3. Postoperative MMC-EMDA with sequential BCG induction and maintenance versus postoperative BCG induction and maintenance: based on one study with 212 participants with pT1 urothelial carcinoma of the bladder with or without CIS, postoperative MMC-EMDA with sequential BCG may result (low QoE) in a longer time to recurrence (hazard ratio (HR) 0.51, 95% CI 0.34 to 0.77; corresponding to 181 fewer per 1000 participants, 95% CI 256 fewer to 79 fewer) and time to progression (HR 0.36, 95% CI 0.17 to 0.75; corresponding to 63 fewer per 1000 participants, 95% CI 82 fewer to 24 fewer). We are uncertain (very low QoE) about the effect of MMC-EMDA on serious adverse events (RR 1.02, 95% CI 0.21 to 4.94).

4. Single-dose, preoperative MMC-EMDA versus single-dose, postoperative MMC-PD: based on one study with 236 participants with primary pTa and pT1 urothelial carcinoma, preoperative MMC-EMDA likely (moderate QoE) results in a longer time to recurrence (HR 0.47, 95% CI 0.32 to 0.69; corresponding to 247 fewer per 1000 participants, 95% CI 341 fewer to 130 fewer) for a median follow-up of 86 months.

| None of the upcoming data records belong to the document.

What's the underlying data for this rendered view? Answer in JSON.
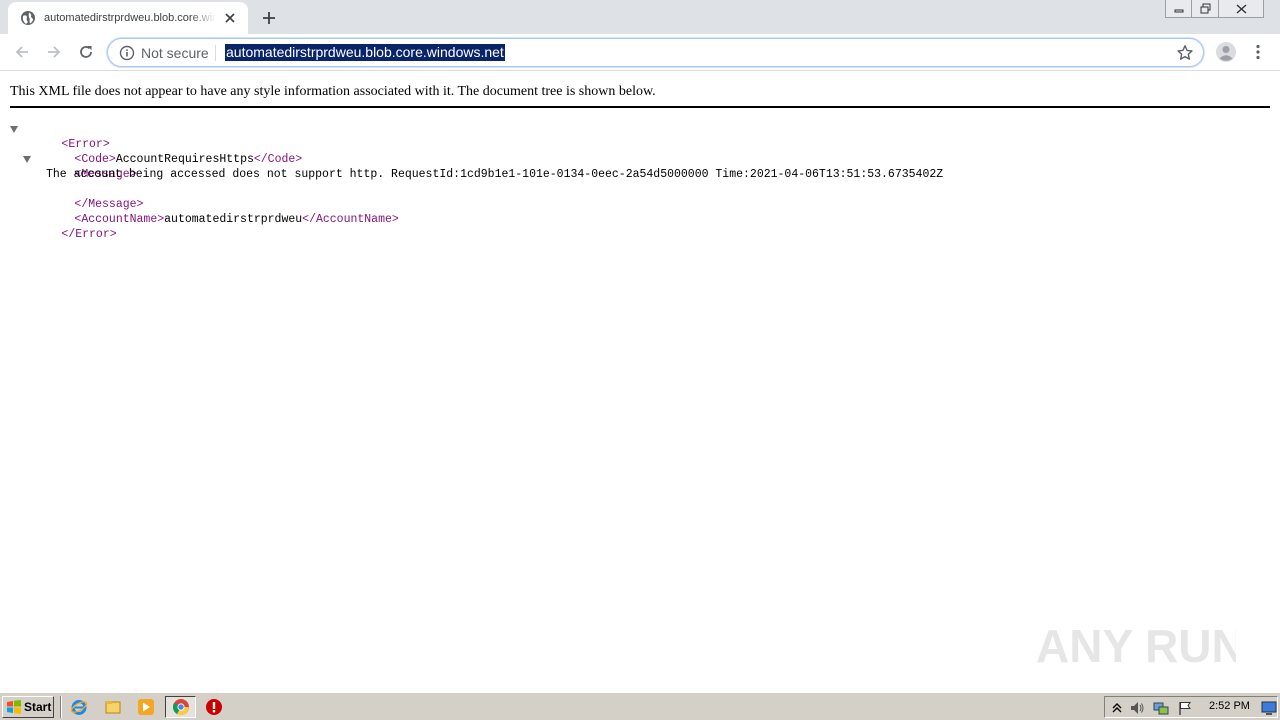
{
  "browser": {
    "tab": {
      "title": "automatedirstrprdweu.blob.core.windows.net",
      "favicon": "globe-icon"
    },
    "new_tab_label": "+",
    "omnibox": {
      "security_label": "Not secure",
      "url": "automatedirstrprdweu.blob.core.windows.net"
    }
  },
  "page": {
    "info_text": "This XML file does not appear to have any style information associated with it. The document tree is shown below.",
    "tree": {
      "error_open": "<Error>",
      "code_open": "<Code>",
      "code_value": "AccountRequiresHttps",
      "code_close": "</Code>",
      "message_open": "<Message>",
      "message_value": "The account being accessed does not support http. RequestId:1cd9b1e1-101e-0134-0eec-2a54d5000000 Time:2021-04-06T13:51:53.6735402Z",
      "message_close": "</Message>",
      "account_open": "<AccountName>",
      "account_value": "automatedirstrprdweu",
      "account_close": "</AccountName>",
      "error_close": "</Error>"
    },
    "watermark": "ANY RUN"
  },
  "taskbar": {
    "start_label": "Start",
    "clock": "2:52 PM",
    "apps": [
      "ie-icon",
      "explorer-icon",
      "media-player-icon",
      "chrome-icon",
      "stop-icon"
    ]
  },
  "colors": {
    "tag": "#881280",
    "url_highlight": "#0a246a",
    "tabstrip": "#dee1e6"
  }
}
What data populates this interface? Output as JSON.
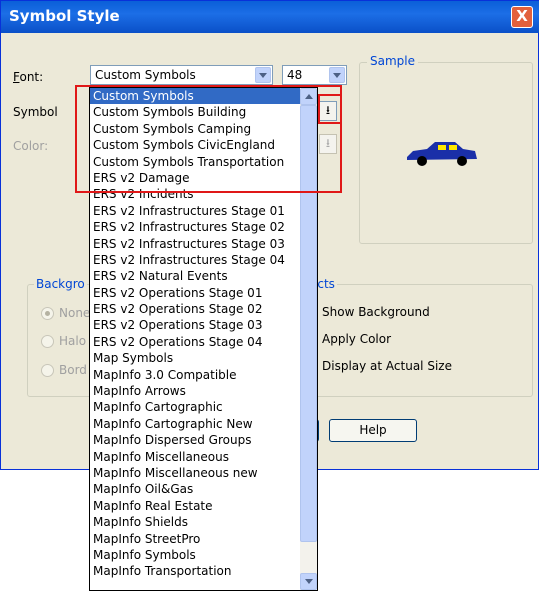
{
  "window": {
    "title": "Symbol Style",
    "close_glyph": "X"
  },
  "font": {
    "label": "Font:",
    "value": "Custom Symbols",
    "size": "48"
  },
  "symbol": {
    "label": "Symbol"
  },
  "color": {
    "label": "Color:"
  },
  "sample": {
    "label": "Sample"
  },
  "background": {
    "legend": "Backgro",
    "none_label": "None",
    "halo_label": "Halo",
    "border_label": "Bord"
  },
  "effects": {
    "legend": "ects",
    "show_background": "Show Background",
    "apply_color": "Apply Color",
    "display_actual": "Display at Actual Size"
  },
  "buttons": {
    "help": "Help"
  },
  "font_list": {
    "selected_index": 0,
    "items": [
      "Custom Symbols",
      "Custom Symbols Building",
      "Custom Symbols Camping",
      "Custom Symbols CivicEngland",
      "Custom Symbols Transportation",
      "ERS v2 Damage",
      "ERS v2 Incidents",
      "ERS v2 Infrastructures Stage 01",
      "ERS v2 Infrastructures Stage 02",
      "ERS v2 Infrastructures Stage 03",
      "ERS v2 Infrastructures Stage 04",
      "ERS v2 Natural Events",
      "ERS v2 Operations Stage 01",
      "ERS v2 Operations Stage 02",
      "ERS v2 Operations Stage 03",
      "ERS v2 Operations Stage 04",
      "Map Symbols",
      "MapInfo 3.0 Compatible",
      "MapInfo Arrows",
      "MapInfo Cartographic",
      "MapInfo Cartographic New",
      "MapInfo Dispersed Groups",
      "MapInfo Miscellaneous",
      "MapInfo Miscellaneous new",
      "MapInfo Oil&Gas",
      "MapInfo Real Estate",
      "MapInfo Shields",
      "MapInfo StreetPro",
      "MapInfo Symbols",
      "MapInfo Transportation"
    ]
  },
  "colors": {
    "highlight": "#316ac5",
    "annotation": "#e01818",
    "car": "#1a2fa8"
  }
}
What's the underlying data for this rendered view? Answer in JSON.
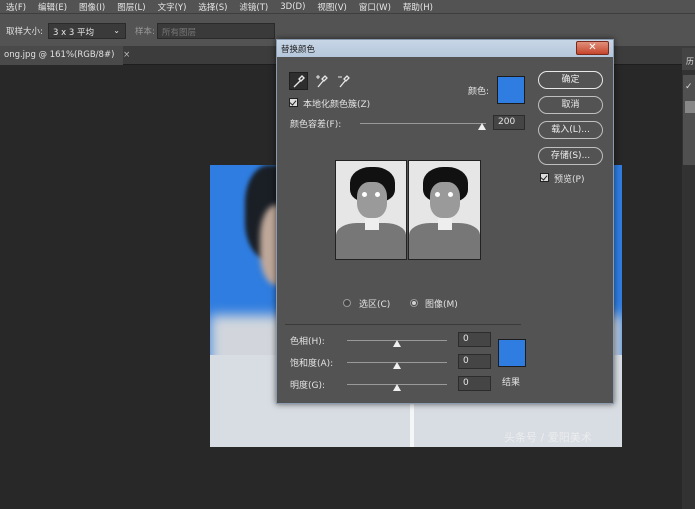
{
  "menubar": {
    "items": [
      "选(F)",
      "编辑(E)",
      "图像(I)",
      "图层(L)",
      "文字(Y)",
      "选择(S)",
      "滤镜(T)",
      "3D(D)",
      "视图(V)",
      "窗口(W)",
      "帮助(H)"
    ]
  },
  "options_bar": {
    "sample_size_label": "取样大小:",
    "sample_size_value": "3 x 3 平均",
    "sample_label": "样本:",
    "sample_value": "所有图层"
  },
  "document_tab": {
    "title": "ong.jpg @ 161%(RGB/8#)",
    "close": "×"
  },
  "right_panel": {
    "label": "历"
  },
  "canvas": {
    "watermark": "头条号 / 爱阳美术"
  },
  "dialog": {
    "title": "替换颜色",
    "close_glyph": "✕",
    "localized_clusters_label": "本地化颜色簇(Z)",
    "color_label": "颜色:",
    "fuzziness_label": "颜色容差(F):",
    "fuzziness_value": "200",
    "fuzziness_fraction": 1.0,
    "radio_selection": "选区(C)",
    "radio_image": "图像(M)",
    "selected_radio": "image",
    "hue_label": "色相(H):",
    "hue_value": "0",
    "saturation_label": "饱和度(A):",
    "saturation_value": "0",
    "lightness_label": "明度(G):",
    "lightness_value": "0",
    "result_label": "结果",
    "buttons": {
      "ok": "确定",
      "cancel": "取消",
      "load": "载入(L)...",
      "save": "存储(S)..."
    },
    "preview_label": "预览(P)",
    "swatch_color": "#2f7de0",
    "result_color": "#2f7de0"
  }
}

We are uncertain (very low QoE) about the effect of MMC-EMDA on time to progression (HR 0.81, 95% CI 0.00 to 259.93; corresponding to 34 fewer per 1000 participants, 95% CI 193 fewer to 807 more) and serious adverse events (RR 0.79, 95% CI 0.30 to 2.05).

5. Single-dose, preoperative MMC-EMDA versus TURBT alone: based on one study with 233 participants with primary pTa and pT1 urothelial carcinoma, preoperative MMC-EMDA likely (moderate QoE) results in a longer time to recurrence (HR 0.40, 95% CI 0.28 to 0.57; corresponding to 304 fewer per 1000 participants, 95% CI 390 fewer to 198 fewer) for a median follow-up of 86 months. We are uncertain (very low QoE) about the effect of MMC-EMDA on time to progression (HR 0.74, 95% CI 0.00 to 247.93; corresponding to 49 fewer per 1000 participants, 95% CI 207 fewer to 793 more) or serious adverse events (HR 1.74, 95% CI 0.52 to 5.77).